Cake design, Finger food, Fast food, Street food, Slow food: qual è il futuro dell'arte culinaria?
«Il futuro è un incontro tra buone memorie. La cucina è in grande evoluzione, ma tutto torna, tutto è ciclico. La nostra bruschetta racchiude tutte e tre le tipologie di cibo che lei ha elencato: si mangia con le mani, è da strada perché non ha bisogno del piatto e si prepara in un minuto. Ancora una volta, bastano ottimi ingredienti per preparare cibi eccellenti. Una bruschetta fatta con un buon pane, pomodori freschi e olio autentico è un fast food squisito. Non c'è bisogno del wurstel o dell'hamburger per mangiare veloce e a poco prezzo. Noi abbiamo maestri agricoltori e aziende molto coraggiose nell'agro-alimentare; se si riuscisse a sfidare la banalità e a progredire in questo senso, si creerebbe occupazione, attrazione turistica e orgoglio internazionale».
Il biologico sta esplodendo sul mercato. C'è da fidarsi?
«Il Bio è un brand, è una voce dietro la quale può nascondersi una meschina strategia di marketing per elevare il prezzo sul mercato. Noi vorremmo costituirci parte civile per la tragedia di Andria perché il danno che ha arrecato al settore agro-alimentare, anche solo a livello di immagine, è gravissimo. Noi conosciamo buyers inglesi che, prima di acquistare la nostra merce, mandano i loro tecnologi per effettuare le analisi bio-chimiche e rilevare eventuali contaminazioni alimentari sui nostri prodotti. C'è da dire, però, che questo è un settore dove ci sono controlli serrati; il fatto di scovare truffe come quelle di Andria, non vuol dire che ce ne sono tante, anzi è esattamente il contrario. L'Italia può vantare dei sistemi di controllo e garanzia molto buoni e affidabili, così come l'Asl Bat è molto attenta in tal senso. La questione biologica è molto delicata, il dibattito è acceso: sicuramente è una pratica agricola che difendiamo, ma il disciplinare e le normative a cui deve rispondere un prodotto biologico devono essere note a tutti; non basta leggere "biologico" per acquistare un prodotto verde. Bisogna fare attenzione alla produzione e a non utilizzare sistemi che snaturano la qualità del prodotto. Biologico non deve essere un marchio, ma una certificazione di qualità. Gli imprenditori agricoli sono i motori principali di questo sistema: sono loro che devono fare attenzione all'uso di fitofarmaci e al rispetto del quaderno di campagna. Purtroppo, le esigenze commerciali molte volte obbligano gli imprenditori a rivolgersi alle farmacie agricole sempre più frequentemente. Si deve fare molto di più in tal senso».

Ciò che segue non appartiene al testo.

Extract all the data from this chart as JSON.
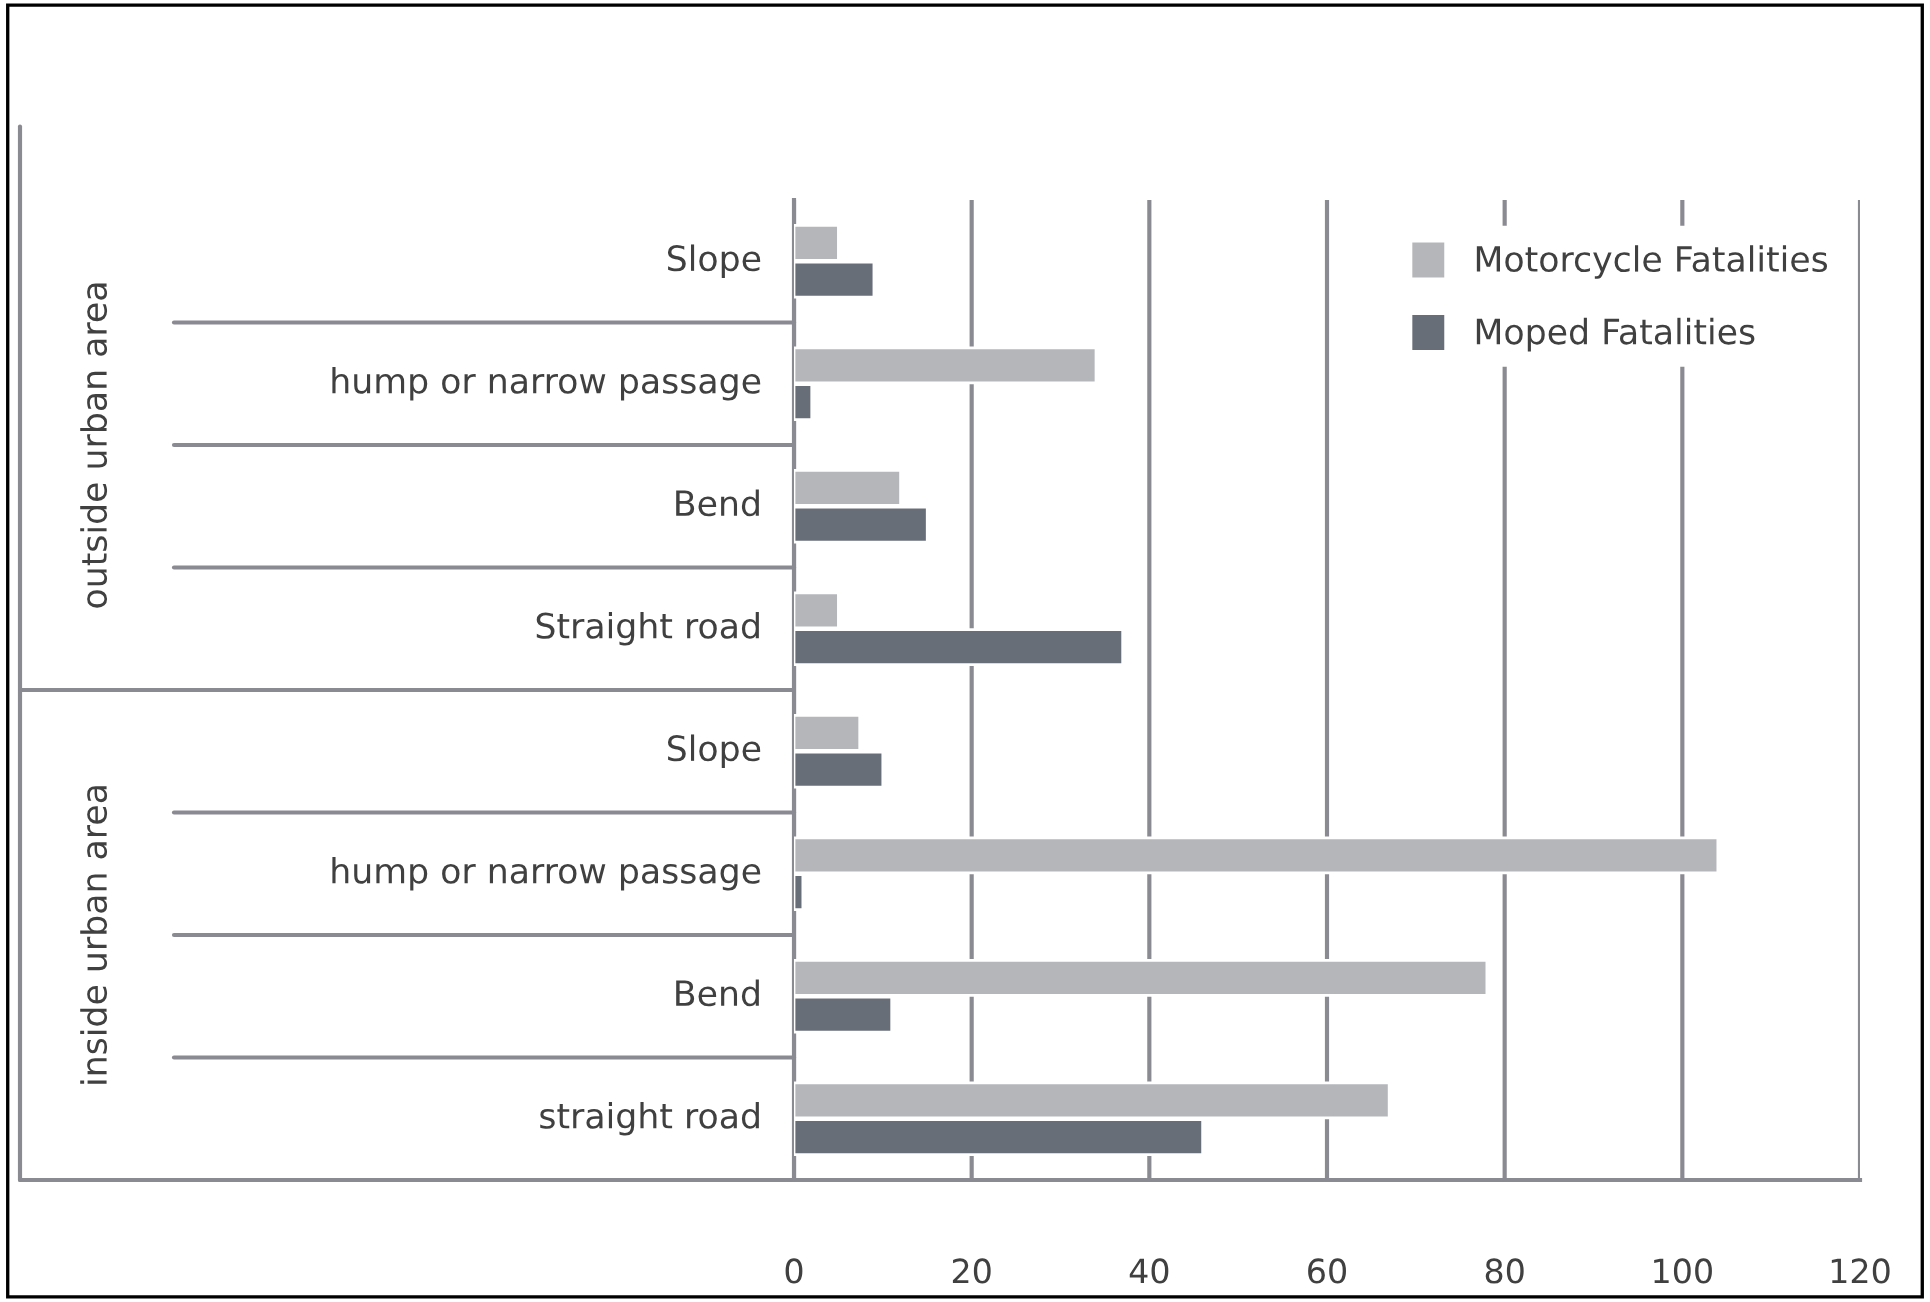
{
  "chart_data": {
    "type": "bar",
    "orientation": "horizontal",
    "categories": [
      "Slope",
      "hump or narrow passage",
      "Bend",
      "Straight road",
      "Slope",
      "hump or narrow passage",
      "Bend",
      "straight road"
    ],
    "series": [
      {
        "name": "Motorcycle Fatalities",
        "color": "#b5b6ba",
        "values": [
          5,
          34,
          12,
          5,
          7.4,
          104,
          78,
          67
        ]
      },
      {
        "name": "Moped Fatalities",
        "color": "#686e78",
        "values": [
          9,
          2,
          15,
          37,
          10,
          1,
          11,
          46
        ]
      }
    ],
    "xlim": [
      0,
      120
    ],
    "xticks": [
      0,
      20,
      40,
      60,
      80,
      100,
      120
    ],
    "grid": "x",
    "legend": "top right",
    "annotations": [
      "outside urban area",
      "inside urban area"
    ]
  }
}
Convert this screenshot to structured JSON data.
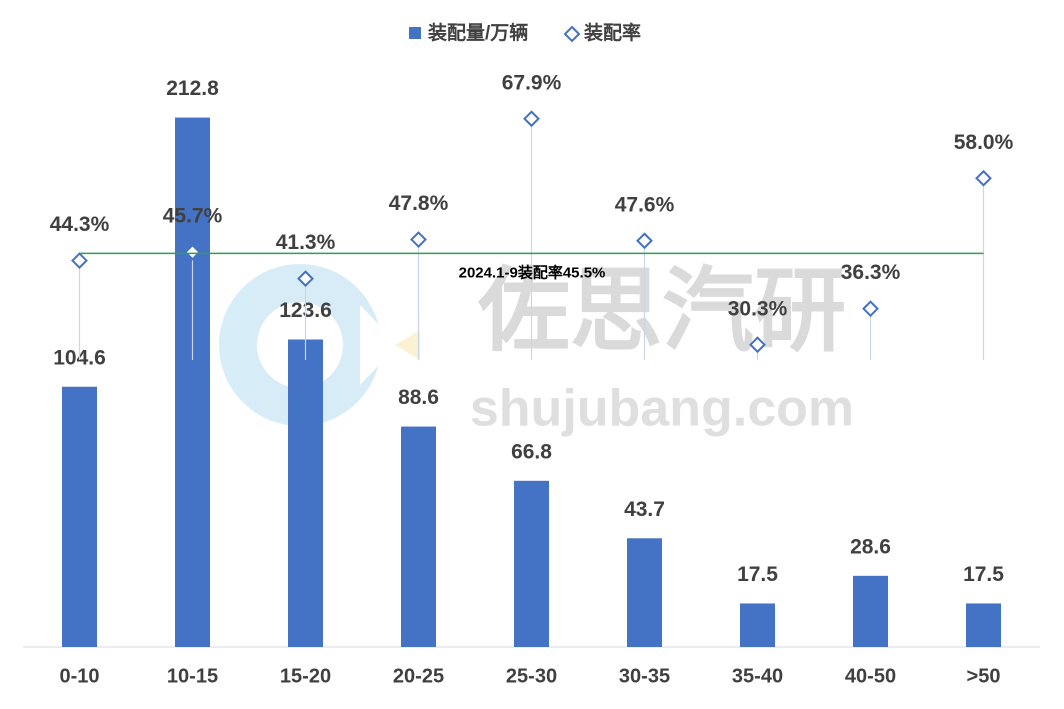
{
  "chart_data": {
    "type": "bar",
    "categories": [
      "0-10",
      "10-15",
      "15-20",
      "20-25",
      "25-30",
      "30-35",
      "35-40",
      "40-50",
      ">50"
    ],
    "series": [
      {
        "name": "装配量/万辆",
        "type": "bar",
        "color": "#4472c4",
        "values": [
          104.6,
          212.8,
          123.6,
          88.6,
          66.8,
          43.7,
          17.5,
          28.6,
          17.5
        ]
      },
      {
        "name": "装配率",
        "type": "marker",
        "axis": "y2",
        "color": "#4472c4",
        "values": [
          44.3,
          45.7,
          41.3,
          47.8,
          67.9,
          47.6,
          30.3,
          36.3,
          58.0
        ],
        "value_labels": [
          "44.3%",
          "45.7%",
          "41.3%",
          "47.8%",
          "67.9%",
          "47.6%",
          "30.3%",
          "36.3%",
          "58.0%"
        ]
      }
    ],
    "ylim": [
      0,
      250
    ],
    "y2lim": [
      -20,
      83.5
    ],
    "reference_line": {
      "value": 45.5,
      "label": "2024.1-9装配率45.5%",
      "color": "#2e9e4f"
    },
    "legend": "top",
    "watermark": {
      "title": "佐思汽研",
      "site": "shujubang.com"
    }
  }
}
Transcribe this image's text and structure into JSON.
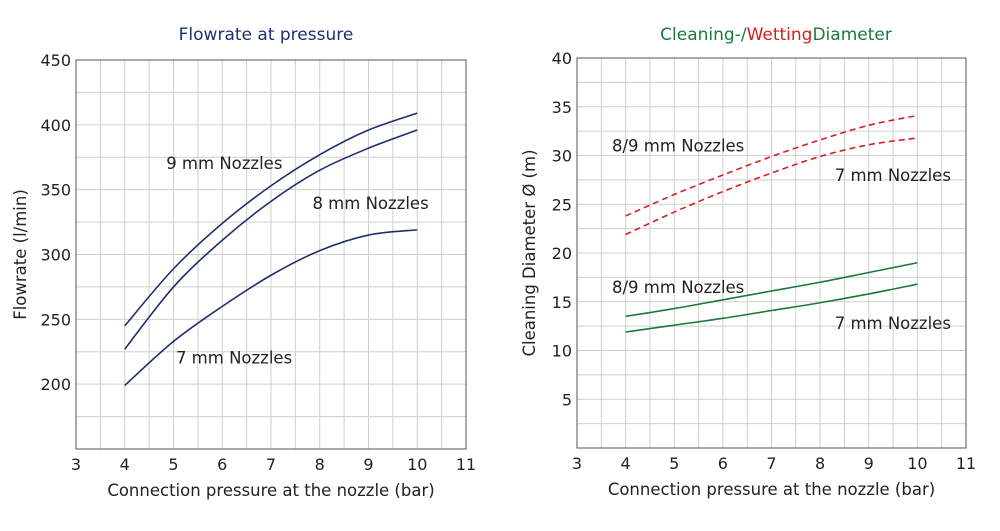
{
  "chart_data": [
    {
      "type": "line",
      "title": "Flowrate at pressure",
      "title_color": "#1f2f6e",
      "xlabel": "Connection pressure at the nozzle (bar)",
      "ylabel": "Flowrate (l/min)",
      "xlim": [
        3,
        11
      ],
      "ylim": [
        150,
        450
      ],
      "xticks": [
        3,
        4,
        5,
        6,
        7,
        8,
        9,
        10,
        11
      ],
      "yticks": [
        200,
        250,
        300,
        350,
        400,
        450
      ],
      "grid": true,
      "series": [
        {
          "name": "9 mm Nozzles",
          "color": "#1f2f6e",
          "dashed": false,
          "x": [
            4,
            5,
            6,
            7,
            8,
            9,
            10
          ],
          "y": [
            245,
            289,
            324,
            353,
            377,
            396,
            409
          ]
        },
        {
          "name": "8 mm Nozzles",
          "color": "#1f2f6e",
          "dashed": false,
          "x": [
            4,
            5,
            6,
            7,
            8,
            9,
            10
          ],
          "y": [
            227,
            275,
            311,
            341,
            365,
            382,
            396
          ]
        },
        {
          "name": "7 mm Nozzles",
          "color": "#1f2f6e",
          "dashed": false,
          "x": [
            4,
            5,
            6,
            7,
            8,
            9,
            10
          ],
          "y": [
            199,
            233,
            260,
            284,
            303,
            315,
            319
          ]
        }
      ],
      "annotations": [
        {
          "text": "9 mm Nozzles",
          "x": 4.85,
          "y": 366
        },
        {
          "text": "8 mm Nozzles",
          "x": 7.85,
          "y": 335
        },
        {
          "text": "7 mm Nozzles",
          "x": 5.05,
          "y": 216
        }
      ]
    },
    {
      "type": "line",
      "title_parts": [
        {
          "text": "Cleaning-/",
          "color": "#1a7a3a"
        },
        {
          "text": "Wetting",
          "color": "#d42020"
        },
        {
          "text": "Diameter",
          "color": "#1a7a3a"
        }
      ],
      "xlabel": "Connection pressure at the nozzle (bar)",
      "ylabel": "Cleaning Diameter Ø (m)",
      "xlim": [
        3,
        11
      ],
      "ylim": [
        0,
        40
      ],
      "xticks": [
        3,
        4,
        5,
        6,
        7,
        8,
        9,
        10,
        11
      ],
      "yticks": [
        5,
        10,
        15,
        20,
        25,
        30,
        35,
        40
      ],
      "grid": true,
      "series": [
        {
          "name": "8/9 mm Nozzles (wetting)",
          "color": "#d42020",
          "dashed": true,
          "x": [
            4,
            5,
            6,
            7,
            8,
            9,
            10
          ],
          "y": [
            23.8,
            26.0,
            28.0,
            29.9,
            31.6,
            33.1,
            34.1
          ]
        },
        {
          "name": "7 mm Nozzles (wetting)",
          "color": "#d42020",
          "dashed": true,
          "x": [
            4,
            5,
            6,
            7,
            8,
            9,
            10
          ],
          "y": [
            21.9,
            24.2,
            26.3,
            28.2,
            29.9,
            31.1,
            31.8
          ]
        },
        {
          "name": "8/9 mm Nozzles (cleaning)",
          "color": "#1a7a3a",
          "dashed": false,
          "x": [
            4,
            5,
            6,
            7,
            8,
            9,
            10
          ],
          "y": [
            13.5,
            14.3,
            15.2,
            16.1,
            17.0,
            18.0,
            19.0
          ]
        },
        {
          "name": "7 mm Nozzles (cleaning)",
          "color": "#1a7a3a",
          "dashed": false,
          "x": [
            4,
            5,
            6,
            7,
            8,
            9,
            10
          ],
          "y": [
            11.9,
            12.6,
            13.3,
            14.1,
            14.9,
            15.8,
            16.8
          ]
        }
      ],
      "annotations": [
        {
          "text": "8/9 mm Nozzles",
          "x": 3.72,
          "y": 30.4
        },
        {
          "text": "7 mm Nozzles",
          "x": 8.3,
          "y": 27.4
        },
        {
          "text": "8/9 mm Nozzles",
          "x": 3.72,
          "y": 15.9
        },
        {
          "text": "7 mm Nozzles",
          "x": 8.3,
          "y": 12.2
        }
      ]
    }
  ]
}
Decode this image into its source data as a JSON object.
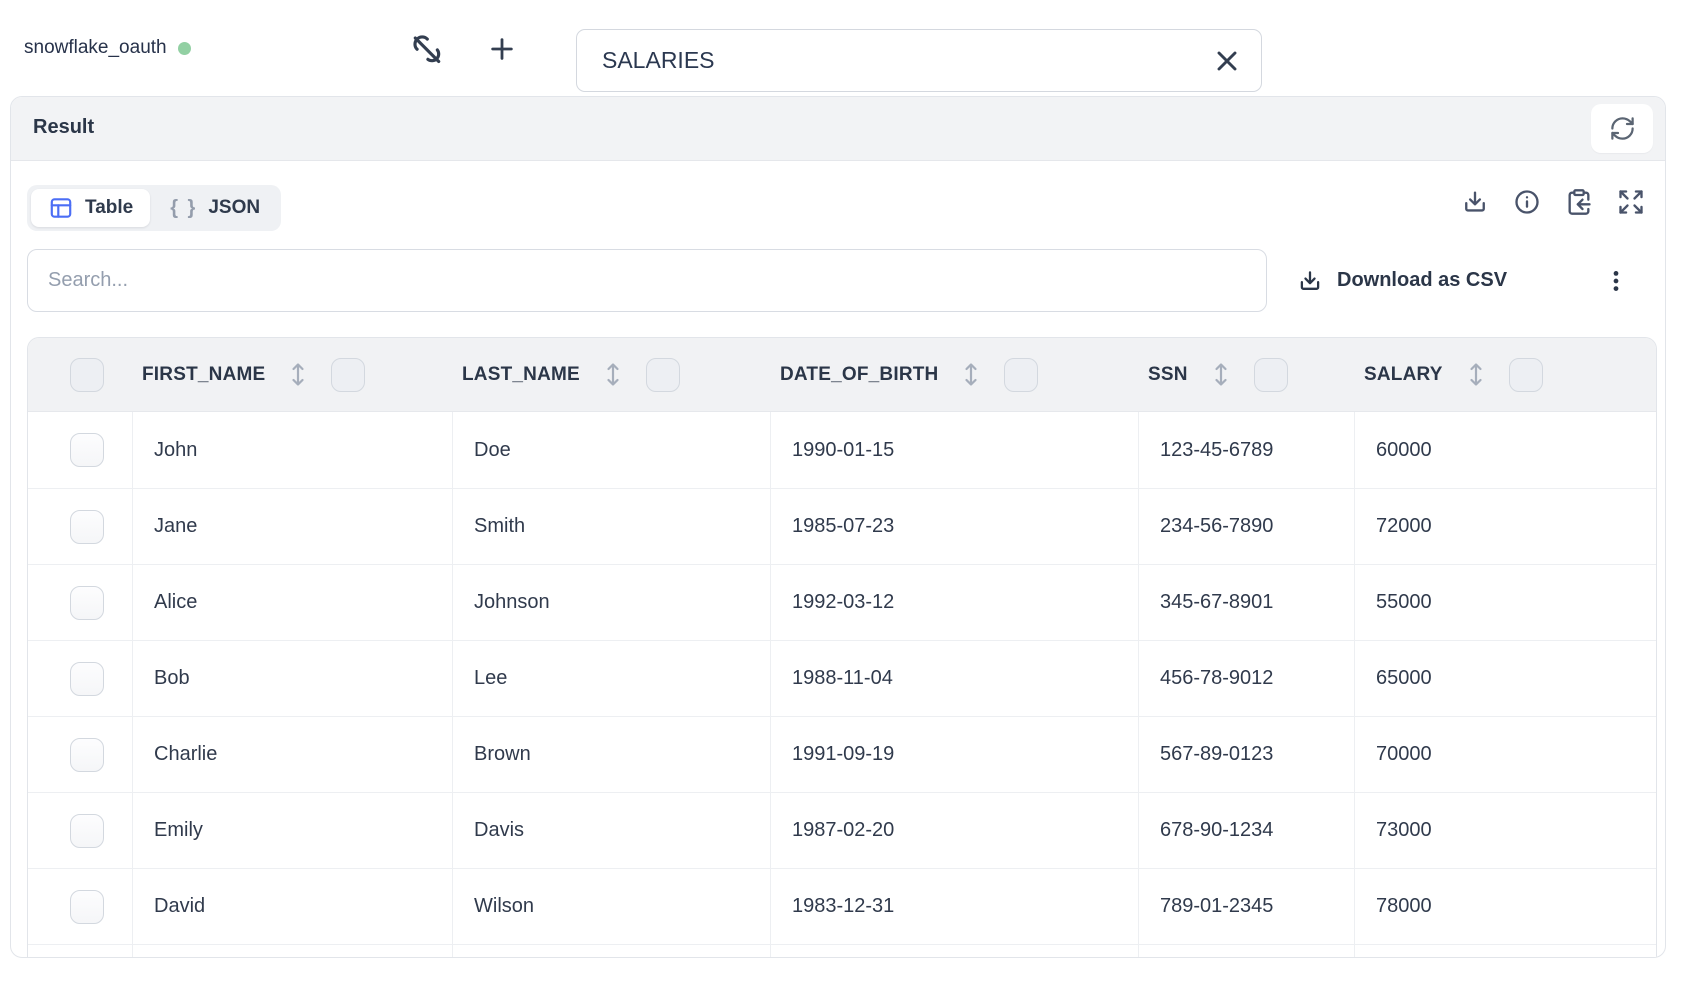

Su cosa vi indirizzerete prossimamente?
«Abbiamo contattato le aziende agro-alimentari e i caseifici della Bat per chiedere la disponibilità ad effettuare visite interne senza preavviso, giusto per vedere effettivamente come funziona la produzione degli alimenti che arrivano sulle nostre tavole. Abbiamo l'ok già di tre aziende, della Cantina sociale per osservare il ciclo produttivo del vino e stiamo aspettando le risposte di altre. Questo significa che nel nostro territorio c'è chi opera con massima trasparenza, igiene e passione nel settore. Ci piacerebbe portare anche le scuole in visita, l'educazione alimentare è la grande assente della nostra didattica. La soddisfazione sarà massima quando vedremo stilata una carta dei vini di Puglia, in cui saranno presenti il nostro Rosso Barletta, il Montepulciano, il Sangiovese e tanti altri vini di cui ancora non c'è traccia, né nei nostri ristoranti, né in quelli settentrionali».